Publication year - 2007
Publication title -
arthritis & rheumatism
Language(s) - English
Resource type - Journals
eISSN - 1529-0131
pISSN - 0004-3591
DOI - 10.1002/art.22916
Subject(s) - autoantibody , immunology , anti nuclear antibody , copy number variation , medicine , tlr7 , concordance , systemic lupus erythematosus , relative risk , gene , antibody , lupus erythematosus , biology , genetics , immune system , disease , confidence interval , genome , toll like receptor , innate immune system
Objective To determine whether there is an increase in the number of TLR7 gene copies in patients diagnosed as having systemic lupus erythematosus (SLE) and whether gene amplification influences the autoantibody profiles in SLE patients, as has recently been reported in the BXSB/Yaa mouse model of lupus.
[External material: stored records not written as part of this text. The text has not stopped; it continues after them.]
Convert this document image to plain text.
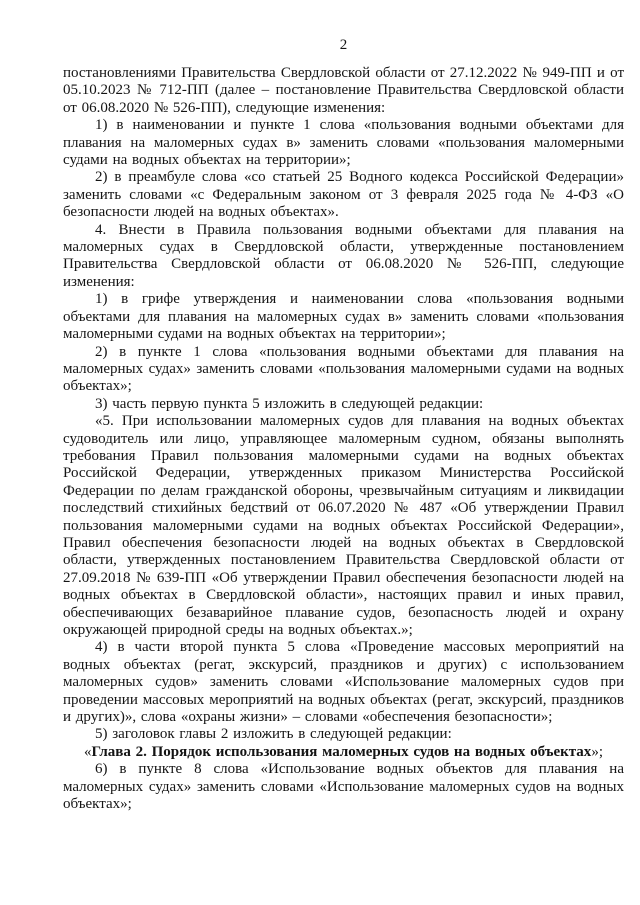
2

постановлениями Правительства Свердловской области от 27.12.2022 № 949-ПП и от 05.10.2023 № 712-ПП (далее – постановление Правительства Свердловской области от 06.08.2020 № 526-ПП), следующие изменения:

1) в наименовании и пункте 1 слова «пользования водными объектами для плавания на маломерных судах в» заменить словами «пользования маломерными судами на водных объектах на территории»;

2) в преамбуле слова «со статьей 25 Водного кодекса Российской Федерации» заменить словами «с Федеральным законом от 3 февраля 2025 года № 4-ФЗ «О безопасности людей на водных объектах».

4. Внести в Правила пользования водными объектами для плавания на маломерных судах в Свердловской области, утвержденные постановлением Правительства Свердловской области от 06.08.2020 № 526-ПП, следующие изменения:

1) в грифе утверждения и наименовании слова «пользования водными объектами для плавания на маломерных судах в» заменить словами «пользования маломерными судами на водных объектах на территории»;

2) в пункте 1 слова «пользования водными объектами для плавания на маломерных судах» заменить словами «пользования маломерными судами на водных объектах»;

3) часть первую пункта 5 изложить в следующей редакции:

«5. При использовании маломерных судов для плавания на водных объектах судоводитель или лицо, управляющее маломерным судном, обязаны выполнять требования Правил пользования маломерными судами на водных объектах Российской Федерации, утвержденных приказом Министерства Российской Федерации по делам гражданской обороны, чрезвычайным ситуациям и ликвидации последствий стихийных бедствий от 06.07.2020 № 487 «Об утверждении Правил пользования маломерными судами на водных объектах Российской Федерации», Правил обеспечения безопасности людей на водных объектах в Свердловской области, утвержденных постановлением Правительства Свердловской области от 27.09.2018 № 639-ПП «Об утверждении Правил обеспечения безопасности людей на водных объектах в Свердловской области», настоящих правил и иных правил, обеспечивающих безаварийное плавание судов, безопасность людей и охрану окружающей природной среды на водных объектах.»;

4) в части второй пункта 5 слова «Проведение массовых мероприятий на водных объектах (регат, экскурсий, праздников и других) с использованием маломерных судов» заменить словами «Использование маломерных судов при проведении массовых мероприятий на водных объектах (регат, экскурсий, праздников и других)», слова «охраны жизни» – словами «обеспечения безопасности»;

5) заголовок главы 2 изложить в следующей редакции:

«Глава 2. Порядок использования маломерных судов на водных объектах»;

6) в пункте 8 слова «Использование водных объектов для плавания на маломерных судах» заменить словами «Использование маломерных судов на водных объектах»;
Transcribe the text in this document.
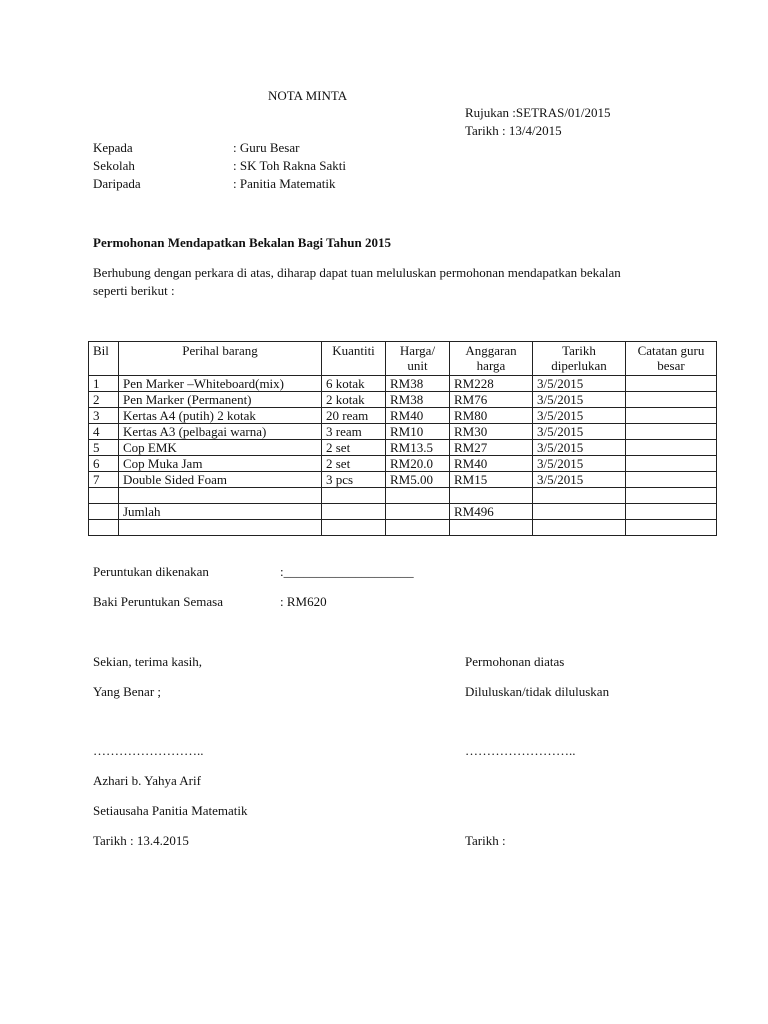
NOTA MINTA
Rujukan :SETRAS/01/2015
Tarikh : 13/4/2015
Kepada	: Guru Besar
Sekolah	: SK Toh Rakna Sakti
Daripada	: Panitia Matematik
Permohonan Mendapatkan Bekalan Bagi Tahun 2015
Berhubung dengan perkara di atas, diharap dapat tuan meluluskan permohonan mendapatkan bekalan
seperti berikut :
Bil	Perihal barang	Kuantiti	Harga/ unit	Anggaran harga	Tarikh diperlukan	Catatan guru besar
1	Pen Marker –Whiteboard(mix)	6 kotak	RM38	RM228	3/5/2015	
2	Pen Marker (Permanent)	2 kotak	RM38	RM76	3/5/2015	
3	Kertas A4 (putih) 2 kotak	20 ream	RM40	RM80	3/5/2015	
4	Kertas A3 (pelbagai warna)	3 ream	RM10	RM30	3/5/2015	
5	Cop EMK	2 set	RM13.5	RM27	3/5/2015	
6	Cop Muka Jam	2 set	RM20.0	RM40	3/5/2015	
7	Double Sided Foam	3 pcs	RM5.00	RM15	3/5/2015	

	Jumlah			RM496		

Peruntukan dikenakan	:____________________
Baki Peruntukan Semasa	: RM620
Sekian, terima kasih,
Yang Benar ;
……………………..
Azhari b. Yahya Arif
Setiausaha Panitia Matematik
Tarikh : 13.4.2015
Permohonan diatas
Diluluskan/tidak diluluskan
……………………..
Tarikh :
Methods We used a modified real‐time quantitative polymerase chain reaction protocol to calculate the relative TLR7 gene copy number according to the comparative 2 –ΔΔC tmethod in 99 SLE patients and 91 healthy controls matched for sex and ethnicity. Autoantibody profiles were determined by standard methods. Results The relative number of TLR7 gene copies in SLE patients and healthy controls varied; however, no significant concordance between the number of relative gene copies and the SLE phenotype was found. There was also no difference in variation by ethnic group. Comparison of the relative gene copy numbers according to the presence or absence of antinuclear antibodies (ANAs), the ANA staining patterns, and the presence or absence of anti‐RNA–associated antigen antibody showed no statistically significant difference in the SLE patients. Conclusion We determined that although the relative gene copy number of TLR7 varied in both SLE patients and healthy controls, it was not significantly increased among our SLE patients as compared with our controls. We found no detectable trend for an association between the relative gene copy number and the autoantibody profile in SLE patients.